New addition to the Seawind Landing. Shelby herded our little white lamb of a car safely out the driveway.
Our morning destination, Forster Island. A short walk from the Seawind Landing, inaccessible at high tide.
See those little black spots on the water? Seals having a late morning loll.
Such a lovely place, less than a 1km from Charlos Cove. It's a natural breakwater.
Balsam, blueberry, bog cranberry, wild rose and morning glory. A balance of wind, water, tide and topsoil.
We kept an eye on the tides, not wanting a rescue or a long wait for a dry causeway.
Have passed similar advice along the Scotian roadways, as if the abundance of little white churches were not enough to remind us of the faith and religious heritage of the people.
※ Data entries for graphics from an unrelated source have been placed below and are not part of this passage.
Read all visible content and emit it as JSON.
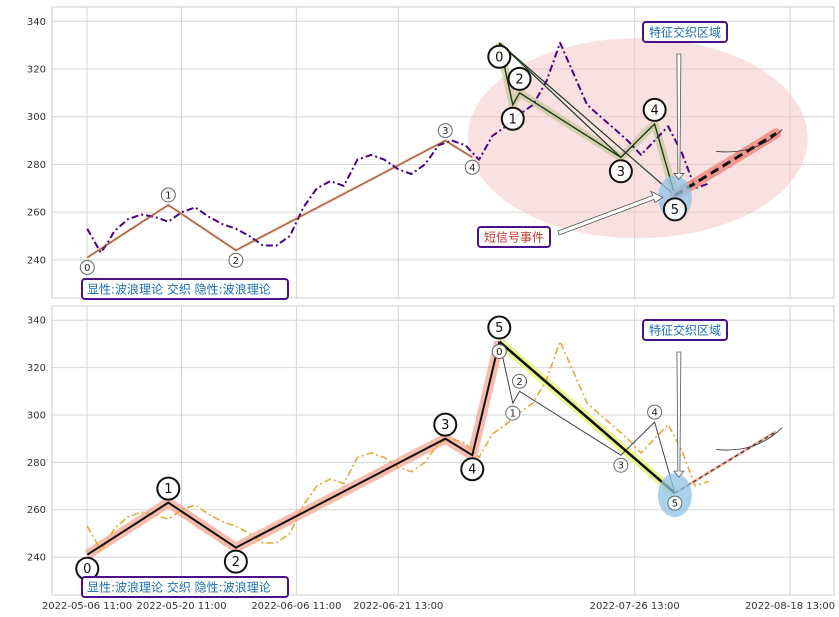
{
  "chart_data": [
    {
      "type": "line",
      "panel": "top",
      "ylim": [
        224,
        346
      ],
      "yticks": [
        240,
        260,
        280,
        300,
        320,
        340
      ],
      "grid": true,
      "series": [
        {
          "style": "dash-dot",
          "color": "#4b0082",
          "x": [
            "2022-05-06",
            "2022-05-07",
            "2022-05-08",
            "2022-05-09",
            "2022-05-10",
            "2022-05-12",
            "2022-05-14",
            "2022-05-16",
            "2022-05-18",
            "2022-05-20",
            "2022-05-22",
            "2022-05-24",
            "2022-05-26",
            "2022-05-28",
            "2022-05-30",
            "2022-06-01",
            "2022-06-03",
            "2022-06-05",
            "2022-06-07",
            "2022-06-09",
            "2022-06-11",
            "2022-06-13",
            "2022-06-15",
            "2022-06-17",
            "2022-06-19",
            "2022-06-21",
            "2022-06-23",
            "2022-06-25",
            "2022-06-27",
            "2022-06-29",
            "2022-07-01",
            "2022-07-03",
            "2022-07-05",
            "2022-07-07",
            "2022-07-09",
            "2022-07-11",
            "2022-07-13",
            "2022-07-15",
            "2022-07-17",
            "2022-07-19",
            "2022-07-21",
            "2022-07-23",
            "2022-07-25",
            "2022-07-27",
            "2022-07-29",
            "2022-07-31",
            "2022-08-02",
            "2022-08-04",
            "2022-08-06"
          ],
          "y": [
            253,
            248,
            243,
            247,
            252,
            257,
            259,
            258,
            256,
            260,
            262,
            258,
            255,
            253,
            250,
            246,
            246,
            250,
            262,
            270,
            273,
            271,
            282,
            284,
            282,
            278,
            276,
            280,
            288,
            290,
            288,
            282,
            292,
            296,
            301,
            305,
            315,
            331,
            318,
            305,
            300,
            295,
            290,
            284,
            290,
            296,
            285,
            270,
            272
          ]
        }
      ],
      "waves": {
        "small": [
          {
            "label": "0",
            "x": "2022-05-06",
            "y": 241
          },
          {
            "label": "1",
            "x": "2022-05-18",
            "y": 263
          },
          {
            "label": "2",
            "x": "2022-05-28",
            "y": 244
          },
          {
            "label": "3",
            "x": "2022-06-28",
            "y": 290
          },
          {
            "label": "4",
            "x": "2022-07-02",
            "y": 283
          }
        ],
        "big": [
          {
            "label": "0",
            "x": "2022-07-06",
            "y": 331
          },
          {
            "label": "1",
            "x": "2022-07-08",
            "y": 305
          },
          {
            "label": "2",
            "x": "2022-07-09",
            "y": 310
          },
          {
            "label": "3",
            "x": "2022-07-24",
            "y": 283
          },
          {
            "label": "4",
            "x": "2022-07-29",
            "y": 297
          },
          {
            "label": "5",
            "x": "2022-08-01",
            "y": 267
          }
        ],
        "projection": {
          "x": [
            "2022-08-01",
            "2022-08-16"
          ],
          "y": [
            267,
            293
          ]
        }
      },
      "annotations": {
        "feature_zone": "特征交织区域",
        "short_signal": "短信号事件",
        "legend": "显性:波浪理论 交织 隐性:波浪理论"
      }
    },
    {
      "type": "line",
      "panel": "bottom",
      "ylim": [
        224,
        346
      ],
      "yticks": [
        240,
        260,
        280,
        300,
        320,
        340
      ],
      "grid": true,
      "xticks": [
        "2022-05-06 11:00",
        "2022-05-20 11:00",
        "2022-06-06 11:00",
        "2022-06-21 13:00",
        "2022-07-26 13:00",
        "2022-08-18 13:00"
      ],
      "series": [
        {
          "style": "dash-dot",
          "color": "#e8a838",
          "x": [
            "2022-05-06",
            "2022-05-07",
            "2022-05-08",
            "2022-05-09",
            "2022-05-10",
            "2022-05-12",
            "2022-05-14",
            "2022-05-16",
            "2022-05-18",
            "2022-05-20",
            "2022-05-22",
            "2022-05-24",
            "2022-05-26",
            "2022-05-28",
            "2022-05-30",
            "2022-06-01",
            "2022-06-03",
            "2022-06-05",
            "2022-06-07",
            "2022-06-09",
            "2022-06-11",
            "2022-06-13",
            "2022-06-15",
            "2022-06-17",
            "2022-06-19",
            "2022-06-21",
            "2022-06-23",
            "2022-06-25",
            "2022-06-27",
            "2022-06-29",
            "2022-07-01",
            "2022-07-03",
            "2022-07-05",
            "2022-07-07",
            "2022-07-09",
            "2022-07-11",
            "2022-07-13",
            "2022-07-15",
            "2022-07-17",
            "2022-07-19",
            "2022-07-21",
            "2022-07-23",
            "2022-07-25",
            "2022-07-27",
            "2022-07-29",
            "2022-07-31",
            "2022-08-02",
            "2022-08-04",
            "2022-08-06"
          ],
          "y": [
            253,
            248,
            243,
            247,
            252,
            257,
            259,
            258,
            256,
            260,
            262,
            258,
            255,
            253,
            250,
            246,
            246,
            250,
            262,
            270,
            273,
            271,
            282,
            284,
            282,
            278,
            276,
            280,
            288,
            290,
            288,
            282,
            292,
            296,
            301,
            305,
            315,
            331,
            318,
            305,
            300,
            295,
            290,
            284,
            290,
            296,
            285,
            270,
            272
          ]
        }
      ],
      "waves": {
        "big": [
          {
            "label": "0",
            "x": "2022-05-06",
            "y": 241
          },
          {
            "label": "1",
            "x": "2022-05-18",
            "y": 263
          },
          {
            "label": "2",
            "x": "2022-05-28",
            "y": 244
          },
          {
            "label": "3",
            "x": "2022-06-28",
            "y": 290
          },
          {
            "label": "4",
            "x": "2022-07-02",
            "y": 283
          },
          {
            "label": "5",
            "x": "2022-07-06",
            "y": 331
          }
        ],
        "small": [
          {
            "label": "0",
            "x": "2022-07-06",
            "y": 331
          },
          {
            "label": "1",
            "x": "2022-07-08",
            "y": 305
          },
          {
            "label": "2",
            "x": "2022-07-09",
            "y": 310
          },
          {
            "label": "3",
            "x": "2022-07-24",
            "y": 283
          },
          {
            "label": "4",
            "x": "2022-07-29",
            "y": 297
          },
          {
            "label": "5",
            "x": "2022-08-01",
            "y": 267
          }
        ],
        "projection": {
          "x": [
            "2022-08-01",
            "2022-08-16"
          ],
          "y": [
            267,
            293
          ]
        }
      },
      "annotations": {
        "feature_zone": "特征交织区域",
        "legend": "显性:波浪理论 交织 隐性:波浪理论"
      }
    }
  ]
}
This is our first gratuitous road shot, notice the bug splats on the windshield.
Have an E-mail pal who wants to sail us here tomorrow.
Super dirt road off the Ceilidh Trail.
Getting better by the minute!
Took a real photo of this one to send home to Mom.
This is the trip of the dog, we seem to be meeting at least one a day. This guy came to check us out when we stopped for a photo.
It's views like this (from Colindale Road) that brought us back to Cape Breton.
Glad to see the clouds on the other side of Cape Breton.
Our 1st encounter. A couple from Toronto touring the distillery. The best way to travel we're sure.
Someone has spent a little time on these gardens. Splashes of color add the extra welcome here.
A short tour of this distillery explains the process of turning barley into scotch - OOPs (Single malt *** Canadian *** whiskey)
Nothing wasted in the process...even the local farms get livestock feed and field fertilizer from the by-products.
Part of the Glenora distillery complex. In case you are wondering the first availability of their aged whiskey is the year 2000. Make your reservations now!